The number of entrepreneurs ages 55 to 64 has only grown over the last decade—busting the myth of entrepreneurship as something solely for young, hotshot, hoodie-wearing risk takers. In 2003, people ages 55 to 64 represented 18.7 percent of all new entrepreneurs, compared with 2013 when their ranks rose to 23.4 percent, according to data from the Kauffman Foundation. New entrepreneurs from this age group now surpass the number of those in the 20-34 age range. "The trend lines are very clear there," says E.J. Reedy, director in research and policy at the Kauffman Foundation. "Most people who go into entrepreneurship have some work history."
The Kauffman Foundation first became interested in catering to the baby boomer and aging entrepreneurial set in 2009, when one of its top researchers, Dane Stangler, predicted a coming entrepreneurial boom among older people. Stangler thought that rising life expectancy, coupled with the huge cohort of baby boomers about to retire and a pretty tough labor market, would drive more people to start firms or work for themselves. His predictions were not off-base.
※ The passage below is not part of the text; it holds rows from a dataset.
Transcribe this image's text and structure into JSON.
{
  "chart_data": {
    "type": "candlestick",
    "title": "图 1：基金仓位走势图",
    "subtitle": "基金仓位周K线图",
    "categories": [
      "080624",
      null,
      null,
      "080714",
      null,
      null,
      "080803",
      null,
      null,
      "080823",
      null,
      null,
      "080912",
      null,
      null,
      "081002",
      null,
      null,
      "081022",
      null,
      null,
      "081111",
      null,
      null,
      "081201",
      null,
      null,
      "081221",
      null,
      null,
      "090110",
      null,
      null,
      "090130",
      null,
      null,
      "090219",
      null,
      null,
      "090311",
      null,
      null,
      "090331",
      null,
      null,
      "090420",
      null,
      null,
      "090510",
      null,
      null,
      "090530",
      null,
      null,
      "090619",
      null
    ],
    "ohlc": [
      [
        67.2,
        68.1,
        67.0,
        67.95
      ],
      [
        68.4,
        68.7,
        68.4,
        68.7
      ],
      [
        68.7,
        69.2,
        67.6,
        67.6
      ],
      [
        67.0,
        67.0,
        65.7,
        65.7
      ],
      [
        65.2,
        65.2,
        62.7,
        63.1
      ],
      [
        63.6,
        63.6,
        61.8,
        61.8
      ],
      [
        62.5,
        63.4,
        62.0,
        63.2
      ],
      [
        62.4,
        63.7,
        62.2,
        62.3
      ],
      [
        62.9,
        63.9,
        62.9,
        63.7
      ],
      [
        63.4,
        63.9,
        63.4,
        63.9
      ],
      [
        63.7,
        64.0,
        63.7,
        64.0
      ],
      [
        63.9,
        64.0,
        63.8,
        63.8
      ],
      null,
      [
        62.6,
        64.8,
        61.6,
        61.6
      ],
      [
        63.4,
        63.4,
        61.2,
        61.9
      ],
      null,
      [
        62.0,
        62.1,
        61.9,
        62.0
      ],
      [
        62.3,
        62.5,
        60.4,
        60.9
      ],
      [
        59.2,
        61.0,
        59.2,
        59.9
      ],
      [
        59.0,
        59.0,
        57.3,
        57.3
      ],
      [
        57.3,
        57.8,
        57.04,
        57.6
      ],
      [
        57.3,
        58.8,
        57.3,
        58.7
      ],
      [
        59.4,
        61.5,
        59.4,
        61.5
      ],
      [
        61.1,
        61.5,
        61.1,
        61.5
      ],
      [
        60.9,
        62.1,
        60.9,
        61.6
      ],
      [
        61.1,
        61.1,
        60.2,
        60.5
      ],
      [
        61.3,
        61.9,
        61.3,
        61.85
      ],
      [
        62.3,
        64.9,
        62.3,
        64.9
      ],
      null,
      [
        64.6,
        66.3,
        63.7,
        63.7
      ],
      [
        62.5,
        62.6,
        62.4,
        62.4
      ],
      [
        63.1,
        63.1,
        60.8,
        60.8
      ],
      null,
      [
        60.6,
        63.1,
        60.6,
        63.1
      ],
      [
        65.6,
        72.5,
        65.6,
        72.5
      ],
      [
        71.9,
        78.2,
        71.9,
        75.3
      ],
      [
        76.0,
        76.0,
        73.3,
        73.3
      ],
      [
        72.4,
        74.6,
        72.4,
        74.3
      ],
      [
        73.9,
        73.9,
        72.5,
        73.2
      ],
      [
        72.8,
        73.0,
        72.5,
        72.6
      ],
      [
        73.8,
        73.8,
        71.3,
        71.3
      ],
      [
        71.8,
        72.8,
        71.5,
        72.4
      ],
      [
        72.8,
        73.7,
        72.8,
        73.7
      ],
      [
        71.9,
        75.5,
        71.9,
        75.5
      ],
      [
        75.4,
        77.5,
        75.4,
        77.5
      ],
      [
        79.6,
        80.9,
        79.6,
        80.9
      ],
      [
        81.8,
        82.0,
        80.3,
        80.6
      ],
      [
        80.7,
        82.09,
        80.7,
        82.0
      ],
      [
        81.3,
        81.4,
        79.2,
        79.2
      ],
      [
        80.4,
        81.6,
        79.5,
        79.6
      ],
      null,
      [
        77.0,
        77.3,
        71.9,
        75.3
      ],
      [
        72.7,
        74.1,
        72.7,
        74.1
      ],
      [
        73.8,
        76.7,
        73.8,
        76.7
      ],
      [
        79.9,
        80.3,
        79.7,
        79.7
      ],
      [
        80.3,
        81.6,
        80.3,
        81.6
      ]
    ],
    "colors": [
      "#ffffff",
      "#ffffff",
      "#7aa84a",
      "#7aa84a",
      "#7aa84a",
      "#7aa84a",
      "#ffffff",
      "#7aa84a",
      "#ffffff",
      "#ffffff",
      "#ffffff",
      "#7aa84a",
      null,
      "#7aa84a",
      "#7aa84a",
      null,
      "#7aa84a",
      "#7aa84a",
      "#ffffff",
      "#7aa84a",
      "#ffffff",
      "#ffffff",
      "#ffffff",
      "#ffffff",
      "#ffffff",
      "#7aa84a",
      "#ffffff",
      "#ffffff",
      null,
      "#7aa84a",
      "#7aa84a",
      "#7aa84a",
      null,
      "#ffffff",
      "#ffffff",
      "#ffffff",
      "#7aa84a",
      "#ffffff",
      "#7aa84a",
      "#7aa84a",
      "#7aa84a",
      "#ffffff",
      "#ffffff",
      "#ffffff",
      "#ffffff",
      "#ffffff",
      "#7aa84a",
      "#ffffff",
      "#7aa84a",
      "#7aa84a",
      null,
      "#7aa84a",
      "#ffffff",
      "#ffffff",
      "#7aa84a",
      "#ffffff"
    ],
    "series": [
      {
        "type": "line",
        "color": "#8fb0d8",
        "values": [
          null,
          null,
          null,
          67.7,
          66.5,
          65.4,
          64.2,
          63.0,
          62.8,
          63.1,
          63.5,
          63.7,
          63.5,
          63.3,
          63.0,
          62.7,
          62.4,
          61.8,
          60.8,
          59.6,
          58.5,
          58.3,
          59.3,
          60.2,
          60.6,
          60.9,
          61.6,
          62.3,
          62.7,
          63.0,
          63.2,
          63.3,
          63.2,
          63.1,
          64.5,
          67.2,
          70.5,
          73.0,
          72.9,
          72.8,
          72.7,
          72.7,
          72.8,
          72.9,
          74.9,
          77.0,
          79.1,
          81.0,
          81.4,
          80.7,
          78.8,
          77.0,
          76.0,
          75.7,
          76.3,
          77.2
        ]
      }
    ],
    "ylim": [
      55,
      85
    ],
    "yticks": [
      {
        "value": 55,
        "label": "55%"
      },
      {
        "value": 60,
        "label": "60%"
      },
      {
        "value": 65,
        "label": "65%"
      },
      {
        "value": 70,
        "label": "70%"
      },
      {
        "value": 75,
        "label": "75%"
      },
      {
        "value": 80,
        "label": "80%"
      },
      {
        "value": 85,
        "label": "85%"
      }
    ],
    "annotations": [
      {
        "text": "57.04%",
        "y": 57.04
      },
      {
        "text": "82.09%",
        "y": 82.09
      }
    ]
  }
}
The number of new entrepreneurs between the ages of 55 and 64 continues to grow, compared with the youngest generation (even as the largest share of new entrepreneurs still falls in the age range of 45 to 54).
Armed with about $30,000 in AARP money, the Kauffman Foundation created a business class designed especially for older Americans. The goal was to help baby boomers and senior citizens think through the mechanics of starting a business from scratch: from honing a sales pitch to finding financing to building financial projections and developing a personal brand. At the same time, the class tries to take into account the unique aspects of starting a business as an older worker such as the financial risk and factoring in the desire to eventually retire. "If I'm a boomer and I'm thinking about starting a business, I need to plan my exit as soon as I plan my entrance, unlike a 20-year-old," says Michele Markey, vice president of products and programs at the Kauffman Foundation. So far, about 100 people have attended the pilot classes in New York and Orange County, with AARP offering some scholarships to cover part of the cost.
Larry Kutcher, a consultant to entrepreneurs and companies, taught the inaugural Orange County class. Unlike younger people, Kutcher says that baby boomers and retirees bring special skills to entreneurship: lots of work experience, a fairly sophisticated support network, and financial resources. The challenge, he says, is that many come from corporate environments, where they're accustomed to an abundance of resources, or where they're taught to act with more caution in pursuing their ideas.
This is where Kutcher first encountered Norton, the jam-maker who still raves about the experience and stays in touch with her classmates. "It gave me a different way to look at having a business and different options that I never would have had access to," she says. "It was a real high to go to the class every week."
Of the 21 people who enrolled in the Orange County class, about three or four are now actively pursuing their business ventures. In addition to Norton's jam prospects, others are working on opening a consignment store, starting website projects, or offering professional services like helping college students prepare for job interviews, Kutcher says. Just as important, a few attendees figured out that their business ideas would not work in the marketplace. "That is, by itself, a success," Kutcher says.
Of course, there's inherent risk in nudging baby boomers and senior citizens toward entrepreneurship. The financial risk of potentially sinking part of one's nest egg into an uncertain venture comes at a time when people need to ensure they have enough money to live as they age and face mounting health concerns. But for baby boomers who've found themselves laid-off from long-held, corporate jobs thanks to the recession, or for those who aren't yet ready to retire, entrepreneurship offers an avenue for staying engaged and continuing to make some money over a longer time period. "You no longer have longevity even at the larger companies, and this conspires to make everyone at-risk anyway," Kutcher adds. "Our society has changed, so that everyone is an entrepreneur in some respect."